Finland’s basic income program made people happier, but left them jobless
The BBC recently reported on the results of Finland’s new basic income program.
For one year, 2,000 randomly selected unemployed people were given an unconditional monthly basic income of $685 US dollars. The program was created by the Social Insurance Institution (Kela), which is a Finnish government agency.
The aim was to see if a safety net could help people find better work
The aim of the program was to see if a safety net would help people find work, or if it would support them if their main source of income was from insecure gig economy jobs. Researchers at the Kela told the BBC that the government wanted “to see if it would be a way of reforming the social security system.”
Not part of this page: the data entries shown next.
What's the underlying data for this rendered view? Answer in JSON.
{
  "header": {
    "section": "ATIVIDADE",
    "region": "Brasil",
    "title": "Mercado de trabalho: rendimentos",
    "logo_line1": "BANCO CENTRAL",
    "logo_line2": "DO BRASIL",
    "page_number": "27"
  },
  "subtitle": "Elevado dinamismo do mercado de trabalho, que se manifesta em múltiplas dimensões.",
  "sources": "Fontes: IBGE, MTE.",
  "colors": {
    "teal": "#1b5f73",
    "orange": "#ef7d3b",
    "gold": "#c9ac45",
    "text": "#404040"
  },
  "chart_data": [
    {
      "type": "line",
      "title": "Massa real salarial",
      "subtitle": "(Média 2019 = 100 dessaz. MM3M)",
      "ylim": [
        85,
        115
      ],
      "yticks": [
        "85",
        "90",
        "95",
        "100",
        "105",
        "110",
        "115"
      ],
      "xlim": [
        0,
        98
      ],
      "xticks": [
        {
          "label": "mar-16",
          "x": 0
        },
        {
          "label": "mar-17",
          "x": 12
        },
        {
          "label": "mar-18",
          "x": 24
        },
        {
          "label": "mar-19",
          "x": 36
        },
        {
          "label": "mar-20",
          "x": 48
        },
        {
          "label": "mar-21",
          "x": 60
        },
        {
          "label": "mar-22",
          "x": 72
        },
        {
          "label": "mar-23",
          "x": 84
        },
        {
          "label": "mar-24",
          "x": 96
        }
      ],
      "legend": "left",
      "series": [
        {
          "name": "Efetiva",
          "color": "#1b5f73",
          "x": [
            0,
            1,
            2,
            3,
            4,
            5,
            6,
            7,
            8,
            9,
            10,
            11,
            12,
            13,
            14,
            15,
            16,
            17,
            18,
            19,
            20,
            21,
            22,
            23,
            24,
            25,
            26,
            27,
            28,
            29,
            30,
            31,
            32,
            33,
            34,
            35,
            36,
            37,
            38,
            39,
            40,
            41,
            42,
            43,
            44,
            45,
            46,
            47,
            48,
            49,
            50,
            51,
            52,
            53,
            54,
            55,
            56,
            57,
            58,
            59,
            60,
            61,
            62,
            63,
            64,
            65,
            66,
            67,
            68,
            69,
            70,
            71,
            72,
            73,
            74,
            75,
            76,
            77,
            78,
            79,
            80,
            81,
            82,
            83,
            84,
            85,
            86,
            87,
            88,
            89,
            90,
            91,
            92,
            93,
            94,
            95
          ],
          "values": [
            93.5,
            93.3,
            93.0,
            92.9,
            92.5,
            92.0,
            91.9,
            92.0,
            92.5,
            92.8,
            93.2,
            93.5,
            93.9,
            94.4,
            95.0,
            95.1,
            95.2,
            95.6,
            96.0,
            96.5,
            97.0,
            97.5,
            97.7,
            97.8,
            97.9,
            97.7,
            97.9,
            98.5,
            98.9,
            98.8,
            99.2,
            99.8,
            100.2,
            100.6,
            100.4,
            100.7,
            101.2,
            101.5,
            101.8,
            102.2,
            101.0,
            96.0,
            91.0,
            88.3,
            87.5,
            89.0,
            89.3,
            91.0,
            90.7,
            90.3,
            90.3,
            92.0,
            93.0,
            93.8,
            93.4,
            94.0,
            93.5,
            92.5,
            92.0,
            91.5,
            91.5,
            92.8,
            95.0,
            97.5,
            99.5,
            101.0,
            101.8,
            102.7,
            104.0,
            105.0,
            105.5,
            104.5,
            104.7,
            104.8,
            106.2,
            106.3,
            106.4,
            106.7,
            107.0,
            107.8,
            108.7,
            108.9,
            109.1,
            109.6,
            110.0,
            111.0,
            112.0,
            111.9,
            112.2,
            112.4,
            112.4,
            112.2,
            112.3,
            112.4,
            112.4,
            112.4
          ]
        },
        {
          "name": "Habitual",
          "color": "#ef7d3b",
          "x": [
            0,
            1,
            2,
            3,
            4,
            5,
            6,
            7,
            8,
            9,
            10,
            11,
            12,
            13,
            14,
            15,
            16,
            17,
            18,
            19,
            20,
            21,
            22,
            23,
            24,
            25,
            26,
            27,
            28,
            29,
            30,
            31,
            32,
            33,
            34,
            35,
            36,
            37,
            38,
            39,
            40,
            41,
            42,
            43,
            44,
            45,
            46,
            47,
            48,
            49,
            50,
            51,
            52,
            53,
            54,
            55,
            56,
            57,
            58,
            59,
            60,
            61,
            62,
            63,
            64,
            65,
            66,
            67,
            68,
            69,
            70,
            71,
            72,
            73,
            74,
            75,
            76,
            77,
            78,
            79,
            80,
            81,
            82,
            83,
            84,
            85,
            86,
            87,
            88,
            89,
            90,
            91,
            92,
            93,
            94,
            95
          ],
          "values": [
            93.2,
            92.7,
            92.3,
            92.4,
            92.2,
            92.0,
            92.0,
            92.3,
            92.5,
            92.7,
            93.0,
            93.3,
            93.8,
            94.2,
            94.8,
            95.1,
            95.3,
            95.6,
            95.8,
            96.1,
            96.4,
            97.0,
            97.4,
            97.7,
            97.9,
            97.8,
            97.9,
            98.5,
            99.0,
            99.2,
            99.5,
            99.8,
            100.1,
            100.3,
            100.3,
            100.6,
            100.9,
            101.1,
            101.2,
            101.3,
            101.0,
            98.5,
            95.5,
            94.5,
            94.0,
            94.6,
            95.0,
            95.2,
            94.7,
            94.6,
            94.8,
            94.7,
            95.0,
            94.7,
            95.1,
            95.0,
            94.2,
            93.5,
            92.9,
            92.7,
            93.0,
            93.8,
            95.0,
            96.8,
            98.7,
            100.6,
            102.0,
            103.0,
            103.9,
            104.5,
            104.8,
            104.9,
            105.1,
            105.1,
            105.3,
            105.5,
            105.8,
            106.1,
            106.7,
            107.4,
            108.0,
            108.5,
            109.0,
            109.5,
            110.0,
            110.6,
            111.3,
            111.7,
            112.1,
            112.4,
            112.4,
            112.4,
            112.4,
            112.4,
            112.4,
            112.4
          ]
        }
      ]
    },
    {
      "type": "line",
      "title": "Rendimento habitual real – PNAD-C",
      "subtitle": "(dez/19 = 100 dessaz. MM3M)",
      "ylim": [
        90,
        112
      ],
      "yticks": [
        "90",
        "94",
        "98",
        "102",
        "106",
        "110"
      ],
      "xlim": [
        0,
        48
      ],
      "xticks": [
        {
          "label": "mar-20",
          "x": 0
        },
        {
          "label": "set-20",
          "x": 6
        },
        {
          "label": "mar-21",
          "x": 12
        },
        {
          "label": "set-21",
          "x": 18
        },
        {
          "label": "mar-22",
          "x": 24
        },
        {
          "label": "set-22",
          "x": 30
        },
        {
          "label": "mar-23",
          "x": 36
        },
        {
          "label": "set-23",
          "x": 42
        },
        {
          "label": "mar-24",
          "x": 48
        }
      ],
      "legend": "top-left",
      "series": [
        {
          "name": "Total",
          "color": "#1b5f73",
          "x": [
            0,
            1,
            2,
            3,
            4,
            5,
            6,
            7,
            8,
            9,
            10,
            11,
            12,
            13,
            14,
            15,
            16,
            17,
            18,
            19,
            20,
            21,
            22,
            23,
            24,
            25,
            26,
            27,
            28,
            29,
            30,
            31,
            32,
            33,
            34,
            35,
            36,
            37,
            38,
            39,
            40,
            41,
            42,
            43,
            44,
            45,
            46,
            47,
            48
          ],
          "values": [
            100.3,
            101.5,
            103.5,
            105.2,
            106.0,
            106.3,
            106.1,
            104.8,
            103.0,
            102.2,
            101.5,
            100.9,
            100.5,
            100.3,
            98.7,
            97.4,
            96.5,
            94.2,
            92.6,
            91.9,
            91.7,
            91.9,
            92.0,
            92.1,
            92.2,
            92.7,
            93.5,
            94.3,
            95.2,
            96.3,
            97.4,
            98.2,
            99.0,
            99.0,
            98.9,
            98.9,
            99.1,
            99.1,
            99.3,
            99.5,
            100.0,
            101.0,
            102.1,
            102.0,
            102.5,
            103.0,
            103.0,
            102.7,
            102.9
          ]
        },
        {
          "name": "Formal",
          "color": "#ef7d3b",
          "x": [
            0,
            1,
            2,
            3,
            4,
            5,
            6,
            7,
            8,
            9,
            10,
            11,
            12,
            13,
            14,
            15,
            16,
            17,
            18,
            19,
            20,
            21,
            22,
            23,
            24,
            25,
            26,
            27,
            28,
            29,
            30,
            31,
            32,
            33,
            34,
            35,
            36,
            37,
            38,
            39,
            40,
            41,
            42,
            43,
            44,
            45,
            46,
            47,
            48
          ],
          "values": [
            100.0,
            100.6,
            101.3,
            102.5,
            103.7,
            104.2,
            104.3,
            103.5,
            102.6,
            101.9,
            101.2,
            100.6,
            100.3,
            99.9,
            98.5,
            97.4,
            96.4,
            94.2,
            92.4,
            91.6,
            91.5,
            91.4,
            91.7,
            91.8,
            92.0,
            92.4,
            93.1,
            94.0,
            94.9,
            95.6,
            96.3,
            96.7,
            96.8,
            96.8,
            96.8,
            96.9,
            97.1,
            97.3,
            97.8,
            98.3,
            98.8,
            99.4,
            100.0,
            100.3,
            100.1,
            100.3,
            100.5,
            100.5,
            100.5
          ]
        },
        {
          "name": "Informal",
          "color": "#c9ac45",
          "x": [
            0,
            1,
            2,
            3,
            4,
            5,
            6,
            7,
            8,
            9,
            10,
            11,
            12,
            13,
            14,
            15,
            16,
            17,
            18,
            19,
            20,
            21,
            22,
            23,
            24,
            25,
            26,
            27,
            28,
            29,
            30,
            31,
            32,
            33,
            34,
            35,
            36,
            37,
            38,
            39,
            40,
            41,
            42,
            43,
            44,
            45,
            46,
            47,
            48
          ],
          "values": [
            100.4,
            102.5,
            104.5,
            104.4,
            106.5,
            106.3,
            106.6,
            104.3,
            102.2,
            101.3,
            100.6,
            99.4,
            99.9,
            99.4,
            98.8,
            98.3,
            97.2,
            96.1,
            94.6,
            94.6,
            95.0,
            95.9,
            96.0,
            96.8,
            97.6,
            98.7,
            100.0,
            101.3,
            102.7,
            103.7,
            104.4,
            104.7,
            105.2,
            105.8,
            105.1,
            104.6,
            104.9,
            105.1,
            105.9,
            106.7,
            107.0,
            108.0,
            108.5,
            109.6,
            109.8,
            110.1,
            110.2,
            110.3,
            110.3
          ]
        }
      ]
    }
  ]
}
Those who argue for a basic, guaranteed income say that such a safety net can help people get out of poverty by providing them with time to get necessary training for a better career.
The results of the program were that although unemployment among this group did not decrease, recipients reported feeling happier and less stressed.
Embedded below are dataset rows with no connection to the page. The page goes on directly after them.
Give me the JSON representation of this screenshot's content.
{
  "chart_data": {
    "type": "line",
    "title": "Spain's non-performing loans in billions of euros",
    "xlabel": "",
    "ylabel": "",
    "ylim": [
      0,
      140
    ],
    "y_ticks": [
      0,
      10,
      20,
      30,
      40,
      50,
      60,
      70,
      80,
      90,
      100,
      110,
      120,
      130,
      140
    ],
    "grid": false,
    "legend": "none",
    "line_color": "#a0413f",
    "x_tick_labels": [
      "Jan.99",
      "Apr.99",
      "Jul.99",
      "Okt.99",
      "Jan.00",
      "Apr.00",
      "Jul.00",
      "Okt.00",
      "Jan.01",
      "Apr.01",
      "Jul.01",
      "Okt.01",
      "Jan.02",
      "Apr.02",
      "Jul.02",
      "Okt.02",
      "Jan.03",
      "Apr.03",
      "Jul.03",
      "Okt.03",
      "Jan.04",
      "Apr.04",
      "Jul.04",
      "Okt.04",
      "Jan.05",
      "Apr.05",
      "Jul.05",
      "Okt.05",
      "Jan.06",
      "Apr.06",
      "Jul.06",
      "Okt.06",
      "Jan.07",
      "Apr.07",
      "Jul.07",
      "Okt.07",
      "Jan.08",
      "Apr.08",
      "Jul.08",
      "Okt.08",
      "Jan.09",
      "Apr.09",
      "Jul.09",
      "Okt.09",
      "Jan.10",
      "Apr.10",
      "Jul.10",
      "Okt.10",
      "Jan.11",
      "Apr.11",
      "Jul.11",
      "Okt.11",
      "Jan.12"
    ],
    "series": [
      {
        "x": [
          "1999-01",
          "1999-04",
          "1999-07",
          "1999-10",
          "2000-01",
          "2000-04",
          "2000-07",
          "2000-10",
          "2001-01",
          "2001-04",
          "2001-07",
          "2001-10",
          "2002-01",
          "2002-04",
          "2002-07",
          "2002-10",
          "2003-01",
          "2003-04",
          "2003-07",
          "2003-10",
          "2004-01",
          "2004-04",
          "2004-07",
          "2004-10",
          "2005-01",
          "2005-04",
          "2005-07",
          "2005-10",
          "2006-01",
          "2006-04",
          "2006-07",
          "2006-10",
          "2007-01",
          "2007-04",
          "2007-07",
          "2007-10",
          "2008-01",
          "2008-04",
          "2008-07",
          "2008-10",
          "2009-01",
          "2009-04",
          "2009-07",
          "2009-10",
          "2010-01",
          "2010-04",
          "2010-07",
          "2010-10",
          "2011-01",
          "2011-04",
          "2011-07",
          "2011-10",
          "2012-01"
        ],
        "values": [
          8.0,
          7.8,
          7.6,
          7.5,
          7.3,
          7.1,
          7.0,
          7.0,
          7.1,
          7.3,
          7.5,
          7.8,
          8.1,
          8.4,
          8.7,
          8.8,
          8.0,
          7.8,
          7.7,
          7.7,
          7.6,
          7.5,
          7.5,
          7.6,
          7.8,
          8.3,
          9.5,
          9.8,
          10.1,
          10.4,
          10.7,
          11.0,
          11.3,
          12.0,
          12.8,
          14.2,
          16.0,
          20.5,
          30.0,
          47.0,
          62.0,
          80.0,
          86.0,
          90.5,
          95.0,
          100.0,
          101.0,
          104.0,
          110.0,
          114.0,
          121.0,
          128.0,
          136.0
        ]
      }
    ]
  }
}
The centre-right government that put the policy into place had hoped that within a year, a significantly number of the recipients would be employed compared to a control group that did not receive the income.
That was not the case. One recipient, a former newspaper editor, told BBC that “I am still without a job, I can’t say that the basic income has changed a lot in my life. OK, psychologically yes, but financially – not so much.”
However, Miska Simanainen, a researcher at the Kela, said that he does not consider the project to have “failed.” He told the BBC that “this is not a failure or success – it is a fact, and [gives us] new information that we did not have before this experiment”.
Finland is the first European country to test an unconditional basic income program.
Last year, the newly elected Ford government of Ontario pulled the plug on a basic income pilot project created by the previous Wynne government.
Social Services Minister Lisa McLeod said about the program that “we have a broken social service system. A research project that helps less than 4,000 people is not the answer and provides no hope to nearly two million Ontarians who are trapped in a cycle of poverty.”
Universal basic income
Universal basic income (UBI) has become a hot topic in many Western developed nations, where it appears that automation and advancements in AI might gradually increase unemployment to potentially dangerous levels.
The fear that almost all human labour, including intellectual labour, might be replaced by cheaper and more efficient machines has led some to consider an unconditional basic income program for everyone.
In such a program, everyone would get a monthly income, regardless of their earnings. Like healthcare and education, income would become a right of citizenship.
It’s a simple but radical reform. Interestingly, it often finds support from both sides of the political spectrum.
The idea is not new, however. Twentieth century economists like Milton Friedman and Friedrich Hayek thought that it was the best way for governments to alleviate poverty. Many others hold that the idea would actually be cheaper than current welfare systems, and much easier and less costly to implement.